外交官杉原千畝氏を思う

 外交官杉原千畝氏は、第二次世界大戦の激戦下、リトアニアの在カウナス日本領事館に領事代理として赴任しました。
 当時のリトアニアは反ユダヤ主義をとっているソ連に併合され、各国領事館・大使館は閉鎖されようとしていました。ドイツ占領下のポーランドから逃亡してきた多くのユダヤ人は、通過のビザを求めて命からがら各国の領事館や大使館に押し寄せている状況にありました。
 そのような中で杉原氏は苦悶します。当時の日本は人種平等は掲げているものの「必要な書類を持っていない者に通過ビザを発給しない」とする外務省の方針に杉原氏は背いて、ユダヤ人に無制限でビザを発給することを決断をしました。
 寝食を忘れて手が動かなくなるまで約1ヶ月余り、『命のビザ』の発給し続けました。杉原さん一家がリトアニアを去るそのときまで発給を続けその枚数は2,139枚を数えました。
 このビザによって命を救われたユダヤ人はおよそ6,000人。多くの国外脱出を助け、ひいては数万人の子孫の命も救ったのです。

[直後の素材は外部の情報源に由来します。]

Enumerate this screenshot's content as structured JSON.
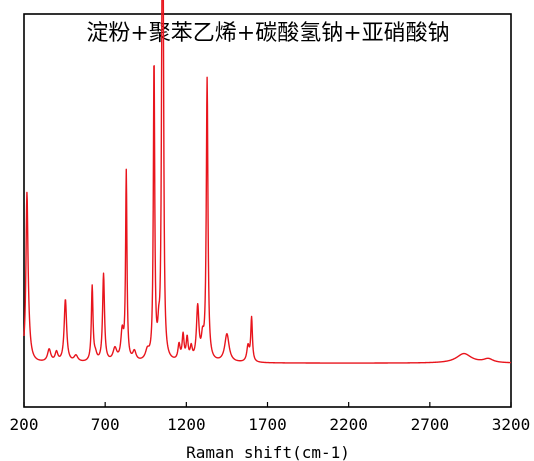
{
  "chart_data": {
    "type": "line",
    "title": "淀粉+聚苯乙烯+碳酸氢钠+亚硝酸钠",
    "xlabel": "Raman shift(cm-1)",
    "ylabel": "",
    "xlim": [
      200,
      3200
    ],
    "ylim": [
      0,
      100
    ],
    "x_ticks": [
      200,
      700,
      1200,
      1700,
      2200,
      2700,
      3200
    ],
    "x_tick_labels": [
      "200",
      "700",
      "1200",
      "1700",
      "2200",
      "2700",
      "3200"
    ],
    "y_ticks_shown": false,
    "grid": false,
    "legend": "none",
    "line_color": "#e8141c",
    "series": [
      {
        "baseline": 2.5,
        "peaks": [
          {
            "x": 218,
            "height": 46,
            "width": 7
          },
          {
            "x": 224,
            "height": 10,
            "width": 14
          },
          {
            "x": 355,
            "height": 4,
            "width": 12
          },
          {
            "x": 400,
            "height": 3,
            "width": 10
          },
          {
            "x": 455,
            "height": 20,
            "width": 9
          },
          {
            "x": 520,
            "height": 2,
            "width": 14
          },
          {
            "x": 620,
            "height": 24,
            "width": 6
          },
          {
            "x": 640,
            "height": 2,
            "width": 10
          },
          {
            "x": 690,
            "height": 28,
            "width": 7
          },
          {
            "x": 760,
            "height": 4,
            "width": 14
          },
          {
            "x": 805,
            "height": 9,
            "width": 10
          },
          {
            "x": 830,
            "height": 60,
            "width": 5
          },
          {
            "x": 880,
            "height": 3,
            "width": 12
          },
          {
            "x": 960,
            "height": 3,
            "width": 14
          },
          {
            "x": 1001,
            "height": 96,
            "width": 5
          },
          {
            "x": 1030,
            "height": 7,
            "width": 7
          },
          {
            "x": 1050,
            "height": 85,
            "width": 5
          },
          {
            "x": 1057,
            "height": 100,
            "width": 5
          },
          {
            "x": 1155,
            "height": 5,
            "width": 8
          },
          {
            "x": 1180,
            "height": 8,
            "width": 7
          },
          {
            "x": 1205,
            "height": 7,
            "width": 7
          },
          {
            "x": 1230,
            "height": 4,
            "width": 8
          },
          {
            "x": 1270,
            "height": 17,
            "width": 9
          },
          {
            "x": 1300,
            "height": 6,
            "width": 9
          },
          {
            "x": 1328,
            "height": 90,
            "width": 6
          },
          {
            "x": 1450,
            "height": 9,
            "width": 16
          },
          {
            "x": 1580,
            "height": 5,
            "width": 9
          },
          {
            "x": 1602,
            "height": 14,
            "width": 6
          },
          {
            "x": 2910,
            "height": 3,
            "width": 55
          },
          {
            "x": 3060,
            "height": 1.2,
            "width": 35
          }
        ]
      }
    ]
  }
}
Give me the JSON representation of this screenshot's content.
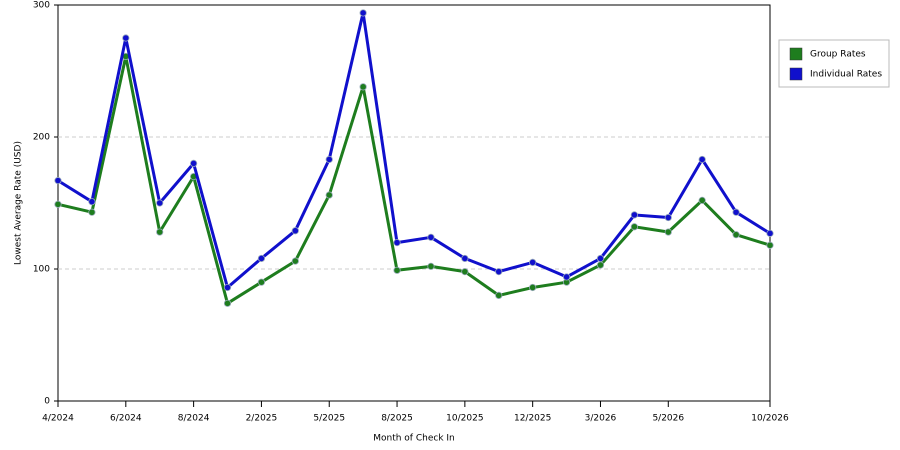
{
  "chart_data": {
    "type": "line",
    "x_label": "Month of Check In",
    "y_label": "Lowest Average Rate (USD)",
    "categories": [
      "4/2024",
      null,
      "6/2024",
      null,
      "8/2024",
      null,
      "2/2025",
      null,
      "5/2025",
      null,
      "8/2025",
      null,
      "10/2025",
      null,
      "12/2025",
      null,
      "3/2026",
      null,
      "5/2026",
      null,
      null,
      "10/2026"
    ],
    "series": [
      {
        "name": "Group Rates",
        "color": "#1e7d1e",
        "values": [
          149,
          143,
          261,
          128,
          170,
          74,
          90,
          106,
          156,
          238,
          99,
          102,
          98,
          80,
          86,
          90,
          103,
          132,
          128,
          152,
          126,
          118
        ]
      },
      {
        "name": "Individual Rates",
        "color": "#1010cc",
        "values": [
          167,
          151,
          275,
          150,
          180,
          86,
          108,
          129,
          183,
          294,
          120,
          124,
          108,
          98,
          105,
          94,
          108,
          141,
          139,
          183,
          143,
          127
        ]
      }
    ],
    "ylim": [
      0,
      300
    ],
    "yticks": [
      0,
      100,
      200,
      300
    ],
    "grid": true,
    "legend": "right"
  }
}
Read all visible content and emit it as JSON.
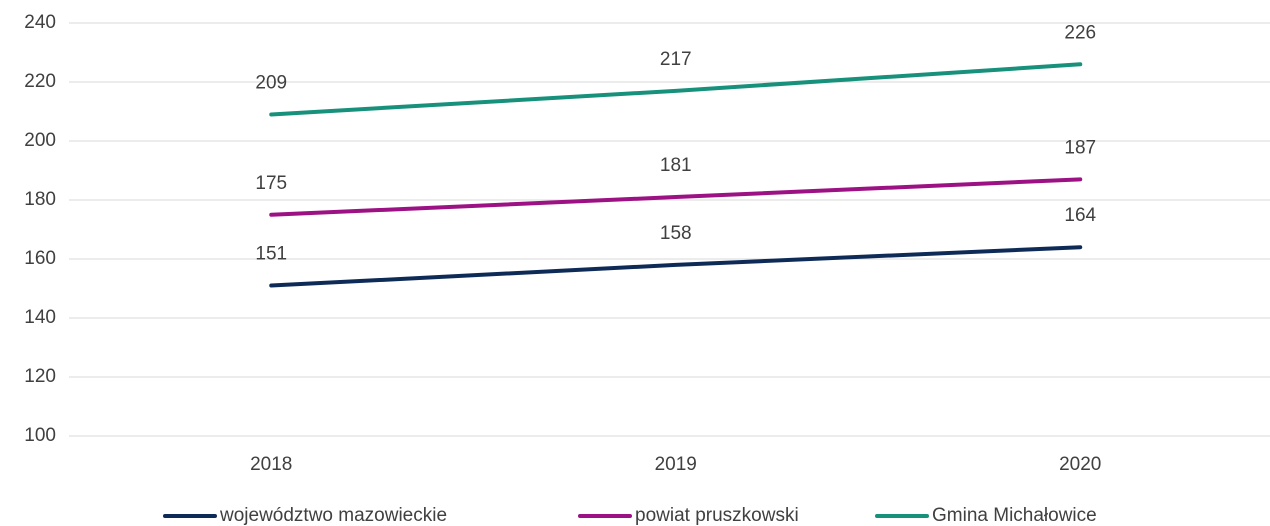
{
  "chart_data": {
    "type": "line",
    "categories": [
      "2018",
      "2019",
      "2020"
    ],
    "series": [
      {
        "name": "województwo mazowieckie",
        "color": "#0e2b58",
        "values": [
          151,
          158,
          164
        ]
      },
      {
        "name": "powiat pruszkowski",
        "color": "#9c1183",
        "values": [
          175,
          181,
          187
        ]
      },
      {
        "name": "Gmina Michałowice",
        "color": "#17917b",
        "values": [
          209,
          217,
          226
        ]
      }
    ],
    "ylim": [
      100,
      240
    ],
    "yticks": [
      100,
      120,
      140,
      160,
      180,
      200,
      220,
      240
    ],
    "grid": true,
    "legend": "bottom"
  }
}
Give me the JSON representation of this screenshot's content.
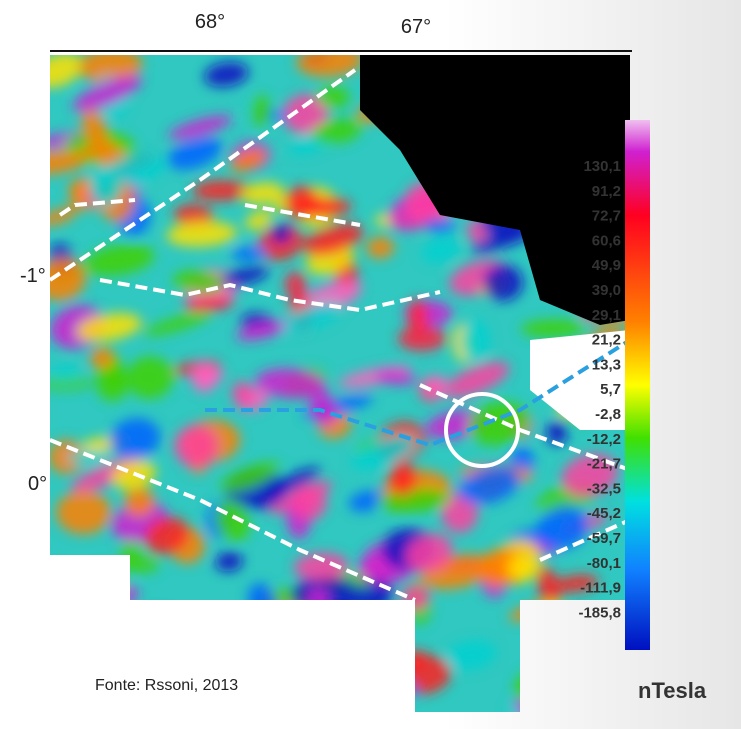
{
  "map": {
    "lon_labels": [
      "68°",
      "67°"
    ],
    "lat_labels": [
      "-1°",
      "0°"
    ],
    "legend": {
      "labels": [
        "130,1",
        "91,2",
        "72,7",
        "60,6",
        "49,9",
        "39,0",
        "29,1",
        "21,2",
        "13,3",
        "5,7",
        "-2,8",
        "-12,2",
        "-21,7",
        "-32,5",
        "-45,2",
        "-59,7",
        "-80,1",
        "-111,9",
        "-185,8"
      ],
      "unit": "nTesla"
    },
    "source": "Fonte: Rssoni, 2013"
  }
}
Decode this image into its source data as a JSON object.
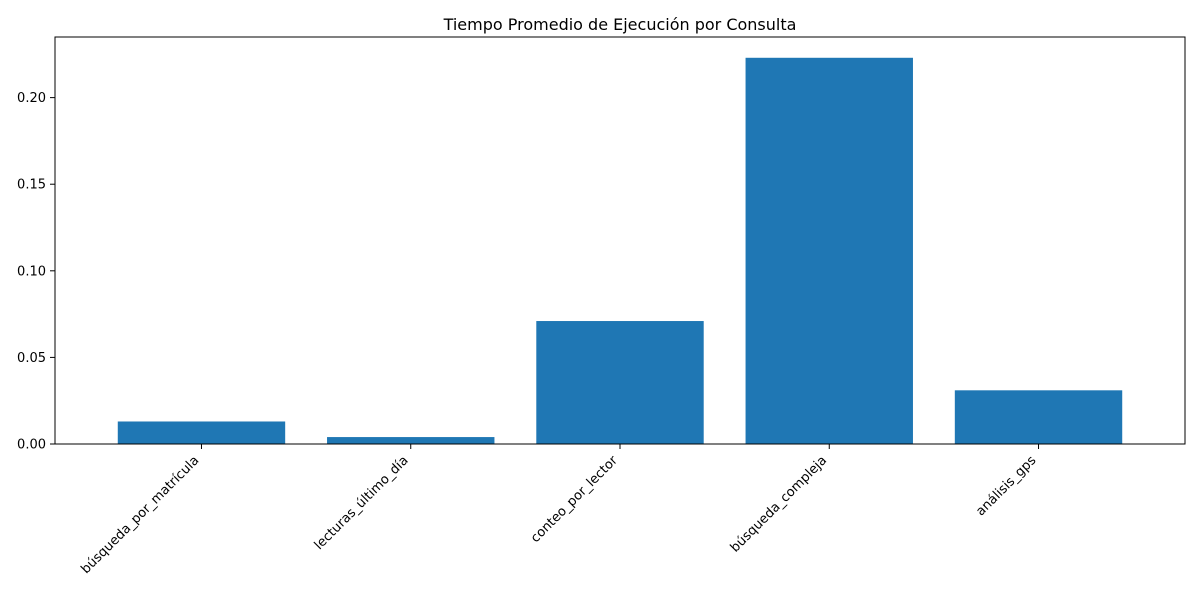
{
  "chart_data": {
    "type": "bar",
    "title": "Tiempo Promedio de Ejecución por Consulta",
    "xlabel": "",
    "ylabel": "",
    "categories": [
      "búsqueda_por_matrícula",
      "lecturas_último_día",
      "conteo_por_lector",
      "búsqueda_compleja",
      "análisis_gps"
    ],
    "values": [
      0.013,
      0.004,
      0.071,
      0.223,
      0.031
    ],
    "ylim": [
      0,
      0.235
    ],
    "yticks": [
      0.0,
      0.05,
      0.1,
      0.15,
      0.2
    ],
    "ytick_labels": [
      "0.00",
      "0.05",
      "0.10",
      "0.15",
      "0.20"
    ],
    "bar_color": "#1f77b4",
    "grid": false,
    "legend": "none",
    "xtick_rotation": "45 degrees, right-aligned"
  }
}
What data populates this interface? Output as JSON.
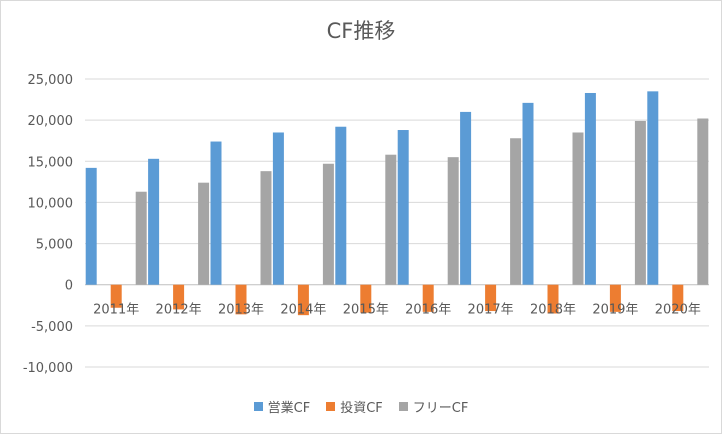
{
  "chart_data": {
    "type": "bar",
    "title": "CF推移",
    "categories": [
      "2011年",
      "2012年",
      "2013年",
      "2014年",
      "2015年",
      "2016年",
      "2017年",
      "2018年",
      "2019年",
      "2020年"
    ],
    "series": [
      {
        "name": "営業CF",
        "color": "#5b9bd5",
        "values": [
          14200,
          15300,
          17400,
          18500,
          19200,
          18800,
          21000,
          22100,
          23300,
          23500
        ]
      },
      {
        "name": "投資CF",
        "color": "#ed7d31",
        "values": [
          -2800,
          -3000,
          -3600,
          -3700,
          -3400,
          -3300,
          -3200,
          -3500,
          -3300,
          -3200
        ]
      },
      {
        "name": "フリーCF",
        "color": "#a5a5a5",
        "values": [
          11300,
          12400,
          13800,
          14700,
          15800,
          15500,
          17800,
          18500,
          19900,
          20200
        ]
      }
    ],
    "yticks": [
      "25,000",
      "20,000",
      "15,000",
      "10,000",
      "5,000",
      "0",
      "-5,000",
      "-10,000"
    ],
    "ylim": [
      -10000,
      25000
    ],
    "grid": true,
    "legend_position": "bottom"
  }
}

 大正7(1918)年、杉原千畝さんは英語教師を目指して早稲田大学高等師範部英語科に入学しますが、翌年外交官養成のための官費留学生の試験に合格し、満州に渡ってロシア語を学び、大正13(1924)年、外務省書記生としてハルビンで就職し、その6年後の昭和6(1931)年満州事変が勃発し翌年には満州国が建国されます。杉原さんは満州国の外交部に派遣され、ソ連との交渉などの仕事に従事します。次第に実権を握る関東軍に反発し昭和10(1935)7月1日同部を退職し帰国。外務省に復職するのです。そして昭和14(1939)年、大きな転機となるリトアニアに領事代理として赴任することになります。
 このような杉原氏の人道主義、博愛精神に満ちた決断と行動力を我々は高く称えるとともに誇りとし「稲門杉原千畝顕彰会」を組織し、昨年9月28日に会合を持ち、10月24日「杉原千畝レリーフ」を早稲田大学に設置をしたものです。
 これに先立ち政府も平成12(2000)年10月10日、杉原千畝さんを讃え、記念のプレートを設置する式典が外務省外交資料館で行われました。
 『勇気ある人道的行為を行った外交官・杉原千畝』とプレートには刻まれています。
 その2ヵ月後には生誕地大阪で、杉原千畝生誕百年式典が開かれました。式典には、多くのユダヤ人も出席しました。かって杉原さんが救ったユダヤ人の子孫は、全世界で32,000人に及ぶと言われています。
 杉原千畝さんが晩年語った言葉は私の心を打ちました。その言葉を紹介し結びと致します。
 『私のしたことは外交官としては間違ったことだったかもしれない。しかし、私には頼ってきた何千人もの人を見殺しにすることができなかった。大した事をしたわけではない。当然のことをしただけだ。』 と・・・・・・。